It was in Charleroi that he concentrated his efforts and where his most famous work is to be found. He is inextricably linked to the heritage of Charleroi, where several of his buildings are listed. Leborgne built in 1930 in Loverval a private house presenting a great artistic proximity to Robert Mallet-Stevens and the Hotel Martel in Paris.

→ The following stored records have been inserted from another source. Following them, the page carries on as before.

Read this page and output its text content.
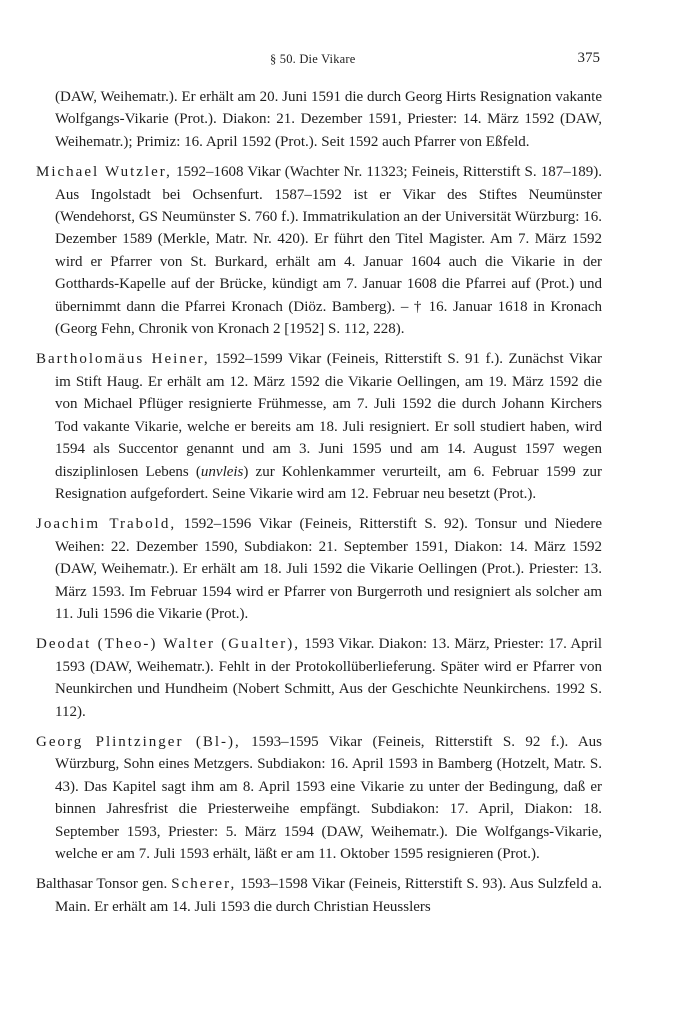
§ 50. Die Vikare	375

(DAW, Weihematr.). Er erhält am 20. Juni 1591 die durch Georg Hirts Resignation vakante Wolfgangs-Vikarie (Prot.). Diakon: 21. Dezember 1591, Priester: 14. März 1592 (DAW, Weihematr.); Primiz: 16. April 1592 (Prot.). Seit 1592 auch Pfarrer von Eßfeld.

Michael Wutzler, 1592–1608 Vikar (Wachter Nr. 11323; Feineis, Ritterstift S. 187–189). Aus Ingolstadt bei Ochsenfurt. 1587–1592 ist er Vikar des Stiftes Neumünster (Wendehorst, GS Neumünster S. 760 f.). Immatrikulation an der Universität Würzburg: 16. Dezember 1589 (Merkle, Matr. Nr. 420). Er führt den Titel Magister. Am 7. März 1592 wird er Pfarrer von St. Burkard, erhält am 4. Januar 1604 auch die Vikarie in der Gotthards-Kapelle auf der Brücke, kündigt am 7. Januar 1608 die Pfarrei auf (Prot.) und übernimmt dann die Pfarrei Kronach (Diöz. Bamberg). – † 16. Januar 1618 in Kronach (Georg Fehn, Chronik von Kronach 2 [1952] S. 112, 228).

Bartholomäus Heiner, 1592–1599 Vikar (Feineis, Ritterstift S. 91 f.). Zunächst Vikar im Stift Haug. Er erhält am 12. März 1592 die Vikarie Oellingen, am 19. März 1592 die von Michael Pflüger resignierte Frühmesse, am 7. Juli 1592 die durch Johann Kirchers Tod vakante Vikarie, welche er bereits am 18. Juli resigniert. Er soll studiert haben, wird 1594 als Succentor genannt und am 3. Juni 1595 und am 14. August 1597 wegen disziplinlosen Lebens (unvleis) zur Kohlenkammer verurteilt, am 6. Februar 1599 zur Resignation aufgefordert. Seine Vikarie wird am 12. Februar neu besetzt (Prot.).

Joachim Trabold, 1592–1596 Vikar (Feineis, Ritterstift S. 92). Tonsur und Niedere Weihen: 22. Dezember 1590, Subdiakon: 21. September 1591, Diakon: 14. März 1592 (DAW, Weihematr.). Er erhält am 18. Juli 1592 die Vikarie Oellingen (Prot.). Priester: 13. März 1593. Im Februar 1594 wird er Pfarrer von Burgerroth und resigniert als solcher am 11. Juli 1596 die Vikarie (Prot.).

Deodat (Theo-) Walter (Gualter), 1593 Vikar. Diakon: 13. März, Priester: 17. April 1593 (DAW, Weihematr.). Fehlt in der Protokollüberlieferung. Später wird er Pfarrer von Neunkirchen und Hundheim (Nobert Schmitt, Aus der Geschichte Neunkirchens. 1992 S. 112).

Georg Plintzinger (Bl-), 1593–1595 Vikar (Feineis, Ritterstift S. 92 f.). Aus Würzburg, Sohn eines Metzgers. Subdiakon: 16. April 1593 in Bamberg (Hotzelt, Matr. S. 43). Das Kapitel sagt ihm am 8. April 1593 eine Vikarie zu unter der Bedingung, daß er binnen Jahresfrist die Priesterweihe empfängt. Subdiakon: 17. April, Diakon: 18. September 1593, Priester: 5. März 1594 (DAW, Weihematr.). Die Wolfgangs-Vikarie, welche er am 7. Juli 1593 erhält, läßt er am 11. Oktober 1595 resignieren (Prot.).

Balthasar Tonsor gen. Scherer, 1593–1598 Vikar (Feineis, Ritterstift S. 93). Aus Sulzfeld a. Main. Er erhält am 14. Juli 1593 die durch Christian Heusslers
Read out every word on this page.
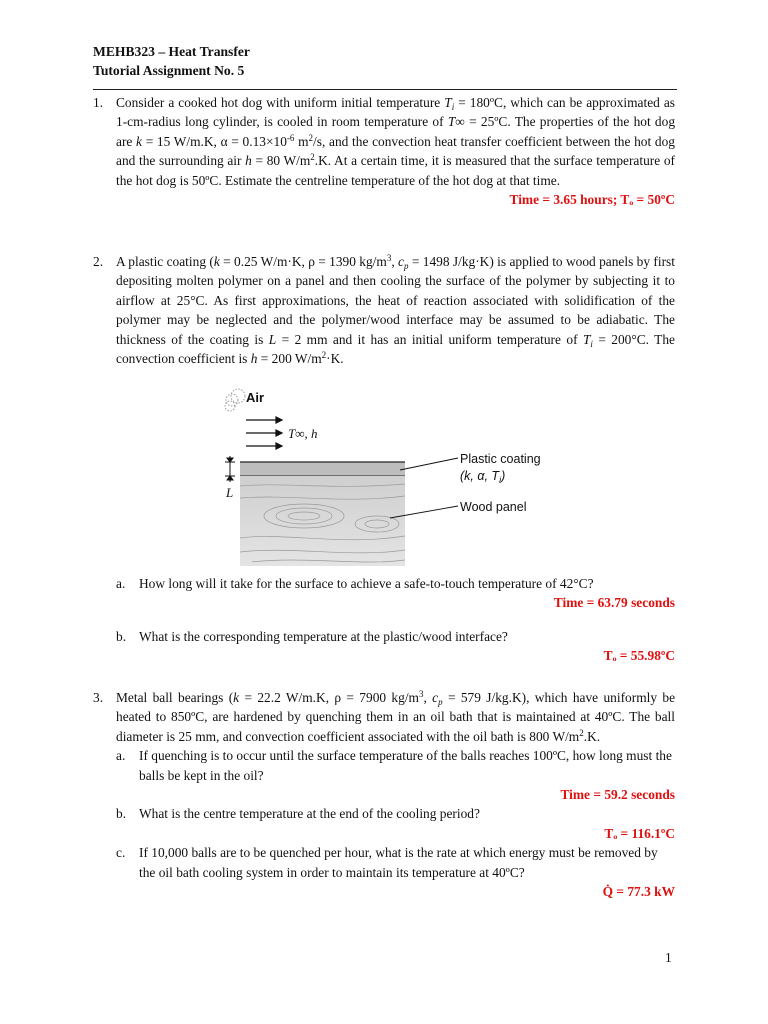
MEHB323 – Heat Transfer
Tutorial Assignment No. 5
1. Consider a cooked hot dog with uniform initial temperature $T_i$ = 180ºC, which can be approximated as 1-cm-radius long cylinder, is cooled in room temperature of T∞ = 25ºC. The properties of the hot dog are k = 15 W/m.K, $\alpha = 0.13\times 10^{-6}$ $m^2/s$, and the convection heat transfer coefficient between the hot dog and the surrounding air h = 80 $W/m^2.K$. At a certain time, it is measured that the surface temperature of the hot dog is 50ºC. Estimate the centreline temperature of the hot dog at that time.
Time = 3.65 hours; Tₒ = 50ºC
2. A plastic coating (k = 0.25 W/m·K, ρ = 1390 $kg/m^3$, $c_p = 1498$ J/kg·K) is applied to wood panels by first depositing molten polymer on a panel and then cooling the surface of the polymer by subjecting it to airflow at 25°C. As first approximations, the heat of reaction associated with solidification of the polymer may be neglected and the polymer/wood interface may be assumed to be adiabatic. The thickness of the coating is L = 2 mm and it has an initial uniform temperature of $T_i = 200^\circ C$. The convection coefficient is h = 200 $W/m^2\cdot K$.
Air
T∞, h
L
Plastic coating
(k, α, $T_i$)
Wood panel
a. How long will it take for the surface to achieve a safe-to-touch temperature of 42°C?
Time = 63.79 seconds
b. What is the corresponding temperature at the plastic/wood interface?
Tₒ = 55.98ºC
3. Metal ball bearings (k = 22.2 W/m.K, ρ = 7900 $kg/m^3$, $c_p = 579$ J/kg.K), which have uniformly be heated to 850ºC, are hardened by quenching them in an oil bath that is maintained at 40ºC. The ball diameter is 25 mm, and convection coefficient associated with the oil bath is 800 $W/m^2.K$.
a. If quenching is to occur until the surface temperature of the balls reaches 100ºC, how long must the balls be kept in the oil?
Time = 59.2 seconds
b. What is the centre temperature at the end of the cooling period?
Tₒ = 116.1ºC
c. If 10,000 balls are to be quenched per hour, what is the rate at which energy must be removed by the oil bath cooling system in order to maintain its temperature at 40ºC?
Q̇ = 77.3 kW
1
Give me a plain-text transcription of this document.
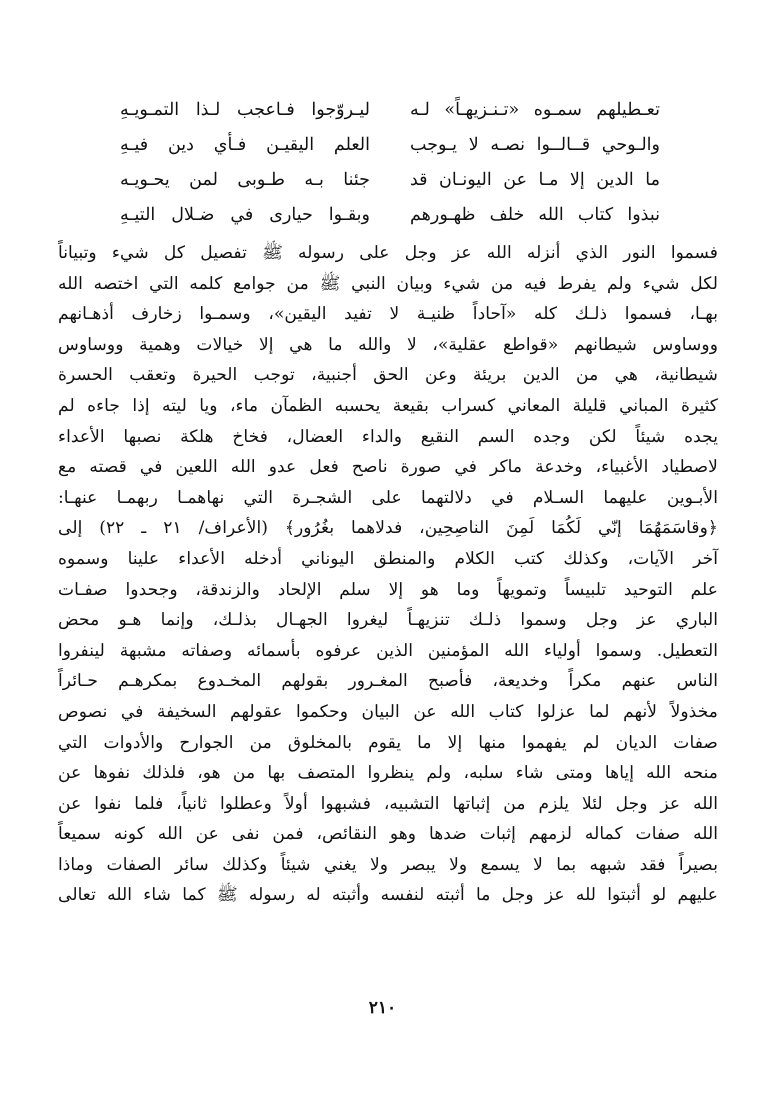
تعـطيلهم سمـوه «تـنـزيهـاً» لـه
ليـروّجوا فـاعجب لـذا التمـويـهِ
والـوحي قــالــوا نصـه لا يـوجب
العلم اليقيـن فـأي دين فيـهِ
ما الدين إلا مـا عن اليونـان قد
جئنا بـه طـوبى لمن يحـويـه
نبذوا كتاب الله خلف ظهـورهم
وبقـوا حيارى في ضـلال التيـهِ
فسموا النور الذي أنزله الله عز وجل على رسوله ﷺ تفصيل كل شيء وتبياناً
لكل شيء ولم يفرط فيه من شيء وبيان النبي ﷺ من جوامع كلمه التي اختصه الله
بهـا، فسموا ذلـك كله «آحاداً ظنيـة لا تفيد اليقين»، وسمـوا زخارف أذهـانهم
ووساوس شيطانهم «قواطع عقلية»، لا والله ما هي إلا خيالات وهمية ووساوس
شيطانية، هي من الدين بريئة وعن الحق أجنبية، توجب الحيرة وتعقب الحسرة
كثيرة المباني قليلة المعاني كسراب بقيعة يحسبه الظمآن ماء، ويا ليته إذا جاءه لم
يجده شيئاً لكن وجده السم النقيع والداء العضال، فخاخ هلكة نصبها الأعداء
لاصطياد الأغبياء، وخدعة ماكر في صورة ناصح فعل عدو الله اللعين في قصته مع
الأبـوين عليهما السـلام في دلالتهما على الشجـرة التي نهاهمـا ربهمـا عنهـا:
﴿وقاسَمَهُمَا إنّي لَكُمَا لَمِنَ الناصِحِين، فدلاهما بغُرُور﴾ (الأعراف/ ٢١ ـ ٢٢) إلى
آخر الآيات، وكذلك كتب الكلام والمنطق اليوناني أدخله الأعداء علينا وسموه
علم التوحيد تلبيساً وتمويهاً وما هو إلا سلم الإلحاد والزندقة، وجحدوا صفـات
الباري عز وجل وسموا ذلـك تنزيهـاً ليغروا الجهـال بذلـك، وإنما هـو محض
التعطيل. وسموا أولياء الله المؤمنين الذين عرفوه بأسمائه وصفاته مشبهة لينفروا
الناس عنهم مكراً وخديعة، فأصبح المغـرور بقولهم المخـدوع بمكرهـم حـائراً
مخذولاً لأنهم لما عزلوا كتاب الله عن البيان وحكموا عقولهم السخيفة في نصوص
صفات الديان لم يفهموا منها إلا ما يقوم بالمخلوق من الجوارح والأدوات التي
منحه الله إياها ومتى شاء سلبه، ولم ينظروا المتصف بها من هو، فلذلك نفوها عن
الله عز وجل لئلا يلزم من إثباتها التشبيه، فشبهوا أولاً وعطلوا ثانياً، فلما نفوا عن
الله صفات كماله لزمهم إثبات ضدها وهو النقائص، فمن نفى عن الله كونه سميعاً
بصيراً فقد شبهه بما لا يسمع ولا يبصر ولا يغني شيئاً وكذلك سائر الصفات وماذا
عليهم لو أثبتوا لله عز وجل ما أثبته لنفسه وأثبته له رسوله ﷺ كما شاء الله تعالى
٢١٠
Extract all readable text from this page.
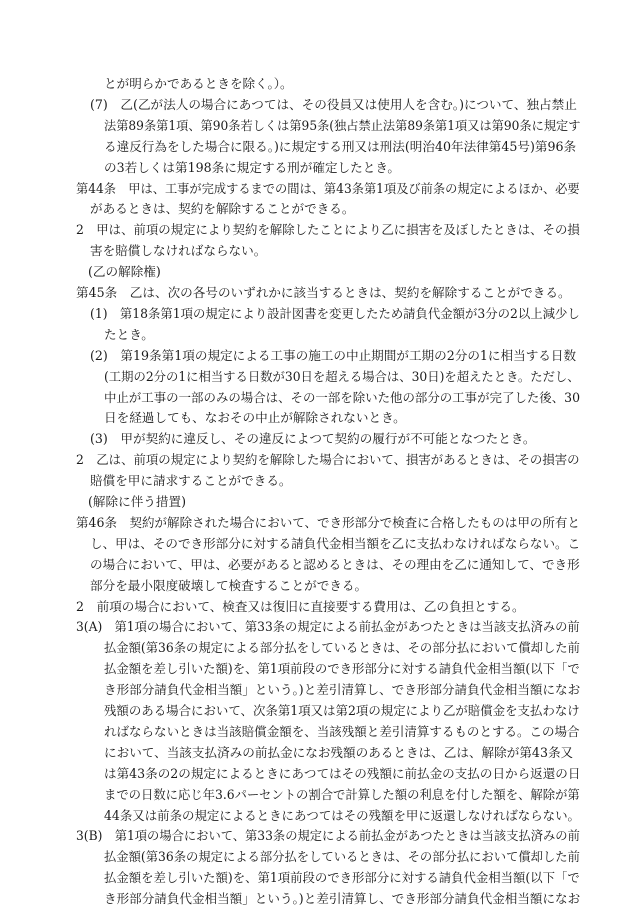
とが明らかであるときを除く。）。
(7)　乙(乙が法人の場合にあつては、その役員又は使用人を含む。)について、独占禁止
法第89条第1項、第90条若しくは第95条(独占禁止法第89条第1項又は第90条に規定す
る違反行為をした場合に限る。)に規定する刑又は刑法(明治40年法律第45号)第96条
の3若しくは第198条に規定する刑が確定したとき。
第44条　甲は、工事が完成するまでの間は、第43条第1項及び前条の規定によるほか、必要
があるときは、契約を解除することができる。
2　甲は、前項の規定により契約を解除したことにより乙に損害を及ぼしたときは、その損
害を賠償しなければならない。
(乙の解除権)
第45条　乙は、次の各号のいずれかに該当するときは、契約を解除することができる。
(1)　第18条第1項の規定により設計図書を変更したため請負代金額が3分の2以上減少し
たとき。
(2)　第19条第1項の規定による工事の施工の中止期間が工期の2分の1に相当する日数
(工期の2分の1に相当する日数が30日を超える場合は、30日)を超えたとき。ただし、
中止が工事の一部のみの場合は、その一部を除いた他の部分の工事が完了した後、30
日を経過しても、なおその中止が解除されないとき。
(3)　甲が契約に違反し、その違反によつて契約の履行が不可能となつたとき。
2　乙は、前項の規定により契約を解除した場合において、損害があるときは、その損害の
賠償を甲に請求することができる。
(解除に伴う措置)
第46条　契約が解除された場合において、でき形部分で検査に合格したものは甲の所有と
し、甲は、そのでき形部分に対する請負代金相当額を乙に支払わなければならない。こ
の場合において、甲は、必要があると認めるときは、その理由を乙に通知して、でき形
部分を最小限度破壊して検査することができる。
2　前項の場合において、検査又は復旧に直接要する費用は、乙の負担とする。
3(A)　第1項の場合において、第33条の規定による前払金があつたときは当該支払済みの前
払金額(第36条の規定による部分払をしているときは、その部分払において償却した前
払金額を差し引いた額)を、第1項前段のでき形部分に対する請負代金相当額(以下「で
き形部分請負代金相当額」という。)と差引清算し、でき形部分請負代金相当額になお
残額のある場合において、次条第1項又は第2項の規定により乙が賠償金を支払わなけ
ればならないときは当該賠償金額を、当該残額と差引清算するものとする。この場合
において、当該支払済みの前払金になお残額のあるときは、乙は、解除が第43条又
は第43条の2の規定によるときにあつてはその残額に前払金の支払の日から返還の日
までの日数に応じ年3.6パーセントの割合で計算した額の利息を付した額を、解除が第
44条又は前条の規定によるときにあつてはその残額を甲に返還しなければならない。
3(B)　第1項の場合において、第33条の規定による前払金があつたときは当該支払済みの前
払金額(第36条の規定による部分払をしているときは、その部分払において償却した前
払金額を差し引いた額)を、第1項前段のでき形部分に対する請負代金相当額(以下「で
き形部分請負代金相当額」という。)と差引清算し、でき形部分請負代金相当額になお
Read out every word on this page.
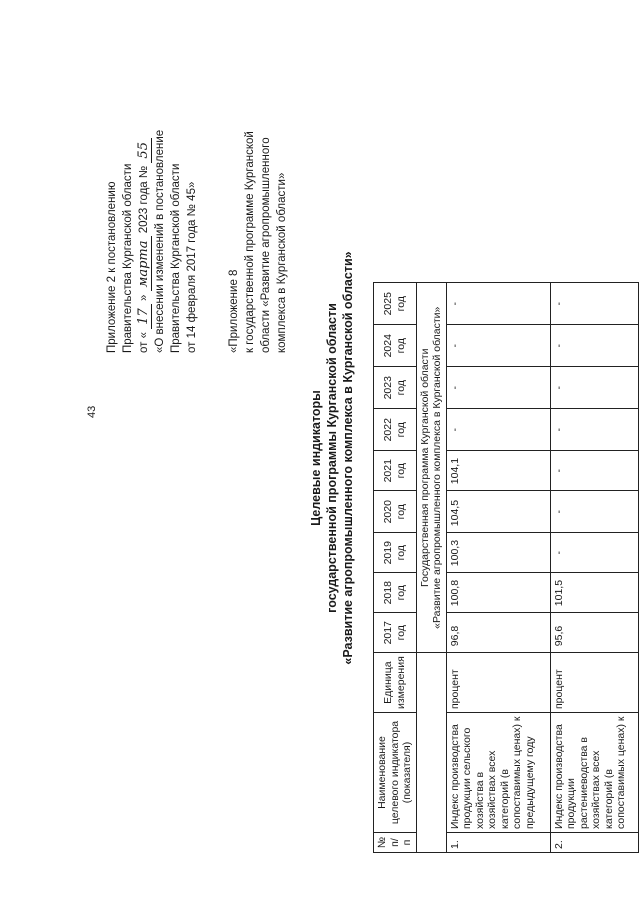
43
Приложение 2 к постановлению Правительства Курганской области от « 17 » марта 2023 года № 55 «О внесении изменений в постановление Правительства Курганской области от 14 февраля 2017 года № 45»	«Приложение 8 к государственной программе Курганской области «Развитие агропромышленного комплекса в Курганской области»
Целевые индикаторы государственной программы Курганской области «Развитие агропромышленного комплекса в Курганской области»
№ п/п	Наименование целевого индикатора (показателя)	Единица измерения	2017 год	2018 год	2019 год	2020 год	2021 год	2022 год	2023 год	2024 год	2025 год

			Государственная программа Курганской области «Развитие агропромышленного комплекса в Курганской области»								

1.	Индекс производства продукции сельского хозяйства в хозяйствах всех категорий (в сопоставимых ценах) к предыдущему году	процент	96,8	100,8	100,3	104,5	104,1	-	-	-	-
2.	Индекс производства продукции растениеводства в хозяйствах всех категорий (в сопоставимых ценах) к	процент	95,6	101,5	-	-	-	-	-	-	-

Interested in the new social programmes aimed at improving the lot of the underprivileged, he built the Reine Astrid maternity hospital in Charleroi (1936–1937) and the Cité de l'Enfance in Marcinelle, an orphanage conceived as a garden city.He built and supported the construction of collective housing like the Albert residence on avenue Meurée in Marcinelle (1937–1938), the Moreau building on boulevard Dewandre in Charleroi (1938) and the Moulin residence on boulevard Tirou in Charleroi (1948). With Joseph André, he realized the urbanization of the boulevard Joseph Tirou in Charleroi. The quality of this project allowed him to be appointed in 1951 to the Technical Council of Urbanism in Brussels.

Although he was also active outside his home town, notably in Mariembourg (Villa Malter, 1933), Namur (Villa Liber), Brussels (Villa Lemort, 1934), Saint-Idesbald (Villa Le Carbet, 1937) and Rhode-Saint-Genèse, where he built his most spectacular work in collaboration with his brother, the Villa Dirickz (1933).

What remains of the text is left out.